To reduce exposure of the lung to high airway pressure,
mechanical ventilation should be conducted with sufficient
PEEP to prevent end-expiratory collapse and tidal recruitment, and with a small VT to avoid ventilator-induced lung injury (4). This goal can be achieved with VCV or PCV (31,
32). One advantage of PCV is the ability to easily designate a
set inspiratory pressure, which represents a maximum pressure that alveolar pressure cannot exceed under conditions of
passive ventilation (32). Consequently, PCV is commonly
used in our institution when managing patients with acute lung
injury.
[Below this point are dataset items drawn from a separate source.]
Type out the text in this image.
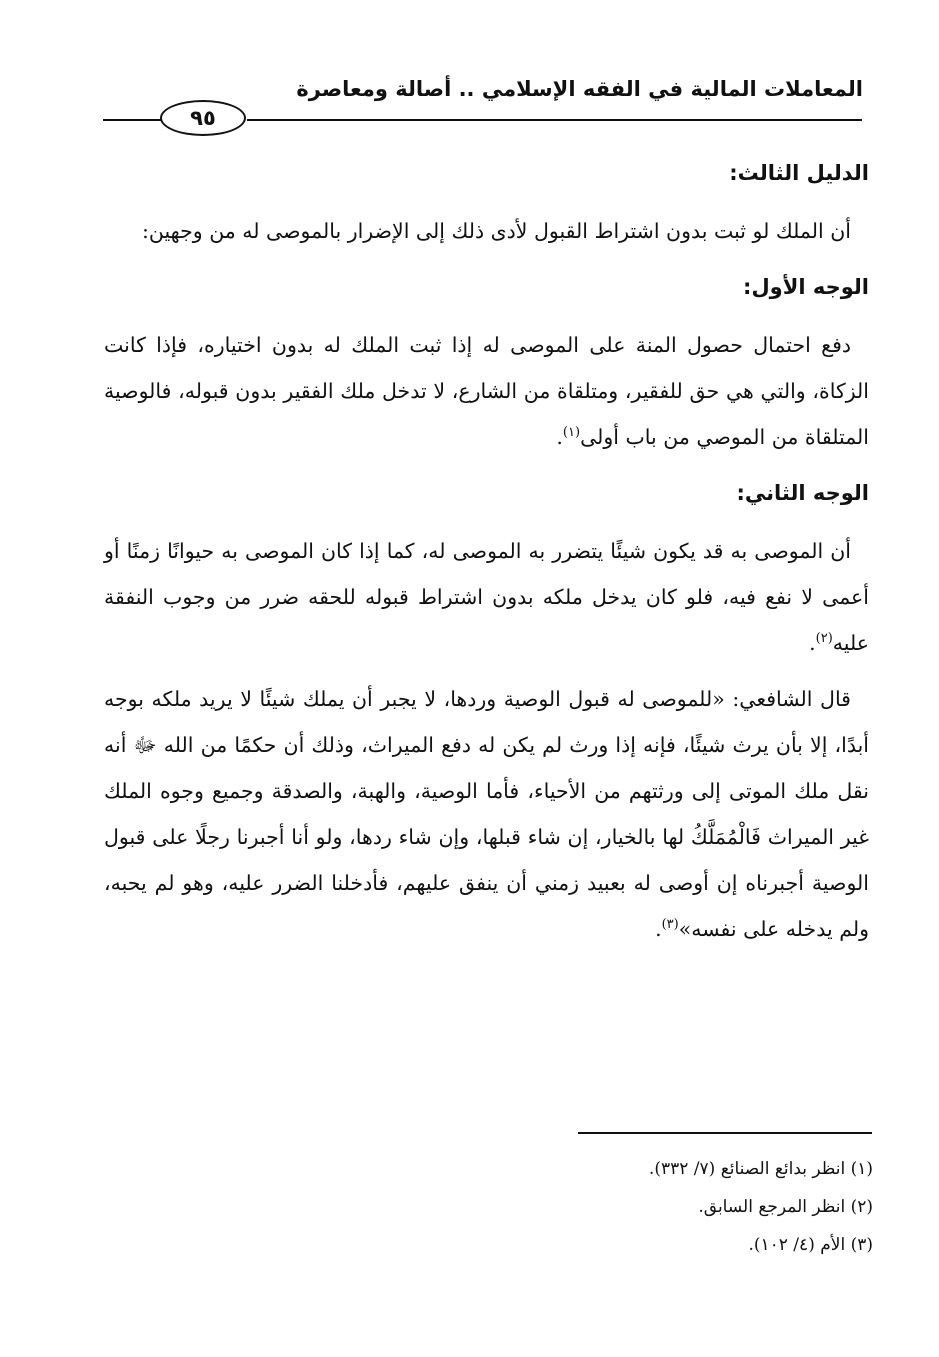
المعاملات المالية في الفقه الإسلامي .. أصالة ومعاصرة
٩٥

الدليل الثالث:

أن الملك لو ثبت بدون اشتراط القبول لأدى ذلك إلى الإضرار بالموصى له من وجهين:

الوجه الأول:

دفع احتمال حصول المنة على الموصى له إذا ثبت الملك له بدون اختياره، فإذا كانت الزكاة، والتي هي حق للفقير، ومتلقاة من الشارع، لا تدخل ملك الفقير بدون قبوله، فالوصية المتلقاة من الموصي من باب أولى$^{(١)}$.

الوجه الثاني:

أن الموصى به قد يكون شيئًا يتضرر به الموصى له، كما إذا كان الموصى به حيوانًا زمنًا أو أعمى لا نفع فيه، فلو كان يدخل ملكه بدون اشتراط قبوله للحقه ضرر من وجوب النفقة عليه$^{(٢)}$.

قال الشافعي: «للموصى له قبول الوصية وردها، لا يجبر أن يملك شيئًا لا يريد ملكه بوجه أبدًا، إلا بأن يرث شيئًا، فإنه إذا ورث لم يكن له دفع الميراث، وذلك أن حكمًا من الله ﷻ أنه نقل ملك الموتى إلى ورثتهم من الأحياء، فأما الوصية، والهبة، والصدقة وجميع وجوه الملك غير الميراث فَالْمُمَلَّكُ لها بالخيار، إن شاء قبلها، وإن شاء ردها، ولو أنا أجبرنا رجلًا على قبول الوصية أجبرناه إن أوصى له بعبيد زمني أن ينفق عليهم، فأدخلنا الضرر عليه، وهو لم يحبه، ولم يدخله على نفسه»$^{(٣)}$.

(١) انظر بدائع الصنائع (٧/ ٣٣٢).
(٢) انظر المرجع السابق.
(٣) الأم (٤/ ١٠٢).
During PCV, attempts to limit set inspiratory pressure
to 35 cm H2O, in accord with a lung-protective strategy, may result in decreased alveolar ventilation and a consequent increase in PaCO2. In our patient sample at baseline, Pawpeak was 40.2 ± 2.7 cm H2O and PaCO2 was 59 ± 10 mm Hg. We
utilized continuous TGI at 10 L/min in an attempt to lower
Pawpeak without a further increase in PaCO2. Our findings
showed that a modest (5 cm H2O) reduction in set inspiratory
pressure could be achieved without adverse physiologic effects
in the majority of patients (seven of eight). Ability to tolerate
the 5 cm H2O reduction in set inspiratory pressure was evident
within 30 min, suggesting that the efficacy of this intervention
can be rapidly determined. Similar findings were reported by
Danan and colleagues (25) in a study of five premature newborns who were mechanically ventilated with PCV. In these
infants, set inspiratory pressure was decreased by 5.4 ± 1.7 cm
H2O during TGI, with no change in transcutaneous carbon dioxide saturation (PtcCO2) after 30 min.
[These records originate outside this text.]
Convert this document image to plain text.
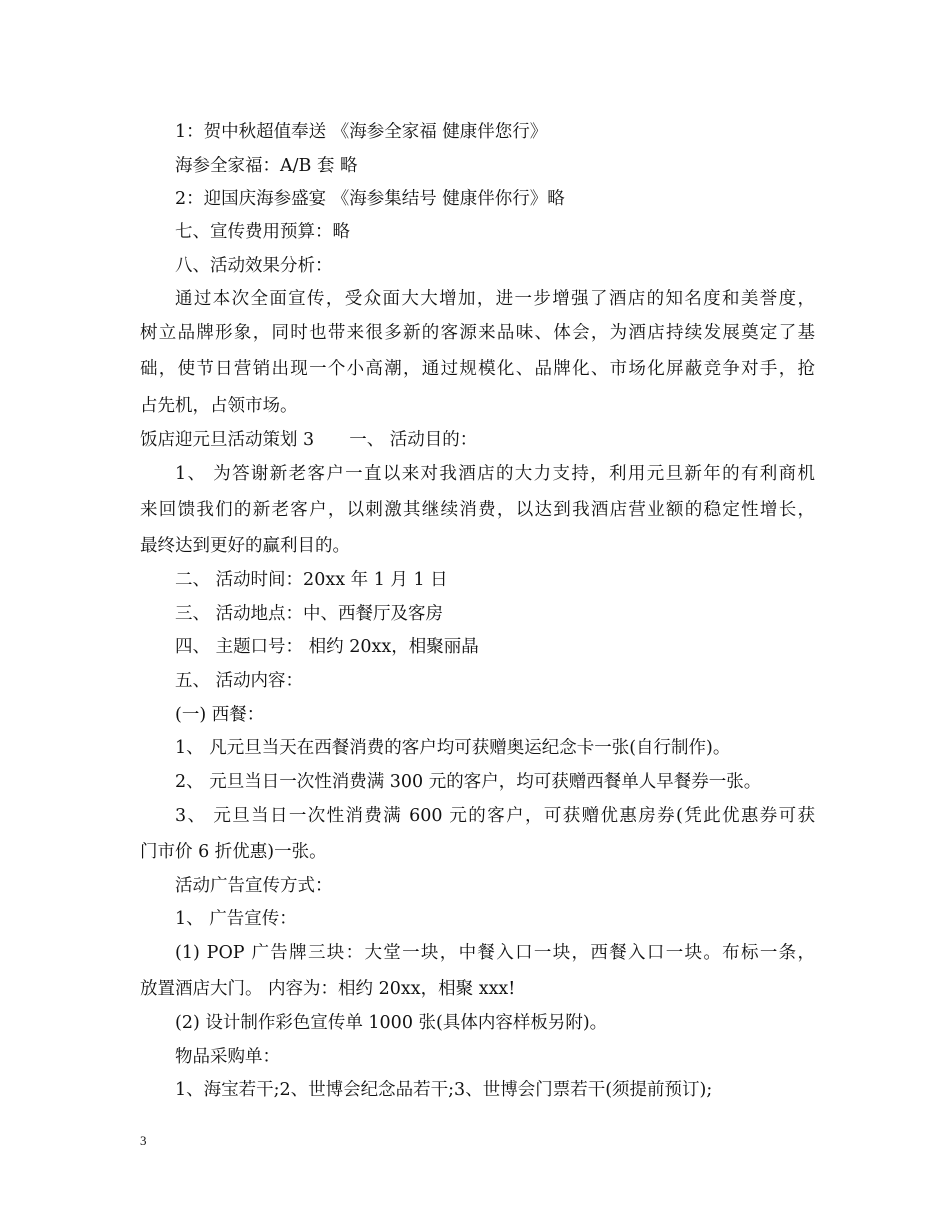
1：贺中秋超值奉送 《海参全家福 健康伴您行》
海参全家福：A/B 套 略
2：迎国庆海参盛宴 《海参集结号 健康伴你行》略
七、宣传费用预算：略
八、活动效果分析：
通过本次全面宣传，受众面大大增加，进一步增强了酒店的知名度和美誉度，
树立品牌形象，同时也带来很多新的客源来品味、体会，为酒店持续发展奠定了基
础，使节日营销出现一个小高潮，通过规模化、品牌化、市场化屏蔽竞争对手，抢
占先机，占领市场。
饭店迎元旦活动策划 3　　一、 活动目的：
1、 为答谢新老客户一直以来对我酒店的大力支持，利用元旦新年的有利商机
来回馈我们的新老客户，以刺激其继续消费，以达到我酒店营业额的稳定性增长，
最终达到更好的赢利目的。
二、 活动时间：20xx 年 1 月 1 日
三、 活动地点：中、西餐厅及客房
四、 主题口号： 相约 20xx，相聚丽晶
五、 活动内容：
(一) 西餐：
1、 凡元旦当天在西餐消费的客户均可获赠奥运纪念卡一张(自行制作)。
2、 元旦当日一次性消费满 300 元的客户，均可获赠西餐单人早餐券一张。
3、 元旦当日一次性消费满 600 元的客户，可获赠优惠房券(凭此优惠券可获
门市价 6 折优惠)一张。
活动广告宣传方式：
1、 广告宣传：
(1) POP 广告牌三块：大堂一块，中餐入口一块，西餐入口一块。布标一条，
放置酒店大门。 内容为：相约 20xx，相聚 xxx!
(2) 设计制作彩色宣传单 1000 张(具体内容样板另附)。
物品采购单：
1、海宝若干;2、世博会纪念品若干;3、世博会门票若干(须提前预订);
3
Conversely, a greater reduction in set inspiratory pressure (10 cm H2O) led to a significant increase in PaCO2 and a significant decrease in PaO2. A retrospective analysis indicated that these changes probably resulted from a decrement in VT (27.7 ± 8.5%; range: 17% to 41%) associated with a lower mean airway pressure (17.1 ± 4.2 cm H2O). Notably, the subject who tolerated 60 min at the 10 cm H2O reduction was also the individual with the least (17%) change in VT. Whether or not such reductions in preset inspiratory airway pressure would have been tolerated if the reduction had occurred over a longer time interval or with the use of increased sedation was not addressed by this study.
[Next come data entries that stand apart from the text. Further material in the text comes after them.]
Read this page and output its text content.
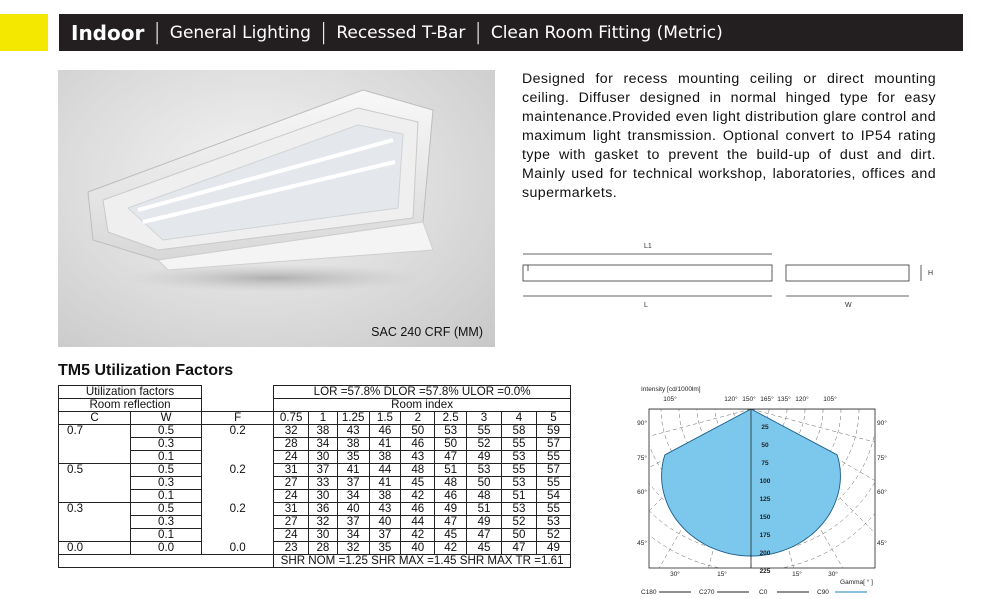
Indoor | General Lighting | Recessed T-Bar | Clean Room Fitting (Metric)
SAC 240 CRF (MM)

Designed for recess mounting ceiling or direct mounting ceiling. Diffuser designed in normal hinged type for easy maintenance.Provided even light distribution glare control and maximum light transmission. Optional convert to IP54 rating type with gasket to prevent the build-up of dust and dirt. Mainly used for technical workshop, laboratories, offices and supermarkets.

L1
H
L	W
TM5 Utilization Factors
Utilization factors			LOR =57.8% DLOR =57.8% ULOR =0.0%								
Room reflection			Room index								
C	W	F	0.75	1	1.25	1.5	2	2.5	3	4	5
0.7	0.5	0.2	32	38	43	46	50	53	55	58	59
	0.3		28	34	38	41	46	50	52	55	57
	0.1		24	30	35	38	43	47	49	53	55
0.5	0.5	0.2	31	37	41	44	48	51	53	55	57
	0.3		27	33	37	41	45	48	50	53	55
	0.1		24	30	34	38	42	46	48	51	54
0.3	0.5	0.2	31	36	40	43	46	49	51	53	55
	0.3		27	32	37	40	44	47	49	52	53
	0.1		24	30	34	37	42	45	47	50	52
0.0	0.0	0.0	23	28	32	35	40	42	45	47	49
			SHR NOM =1.25 SHR MAX =1.45 SHR MAX TR =1.61								
Intensity [cd/1000lm]
105°	120° 150° 165° 135° 120° 105°
25
50
75
100
125
150
175
200
225
90°	90°
75°	75°
60°	60°
45°	45°
30°	15°	15°	30°
Gamma[ ° ]
C180	C270	C0	C90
In the clinical setting, a commonly used approach to managing hypercarbia is to increase E, and thereby alveolar ventilation, by increasing the respiratory rate (f) (13). Although
this strategy is effective during VCV, inherent characteristics
of respiratory dynamics preclude its use during PCV. Using an
animal model, Nahum and colleagues (13) showed that when
the inspiratory duty cycle (TI/Ttot) and set inspiratory pressure are held constant, E reaches a well-defined plateau
when f is increased and there is a progressive fall in VT. There
was an increase in PaCO2 with each increment in f because of a
monotonically increasing VD/VT. Further, auto-PEEP tended
to increase when f was increased (13). TGI provides an alternative strategy that can be used during PCV to maintain a
constant PaCO2. Gas insufflated through the TGI catheter
enhances CO2 elimination efficiency, allowing Pawpeak to be
decreased without a further increase in PaCO2.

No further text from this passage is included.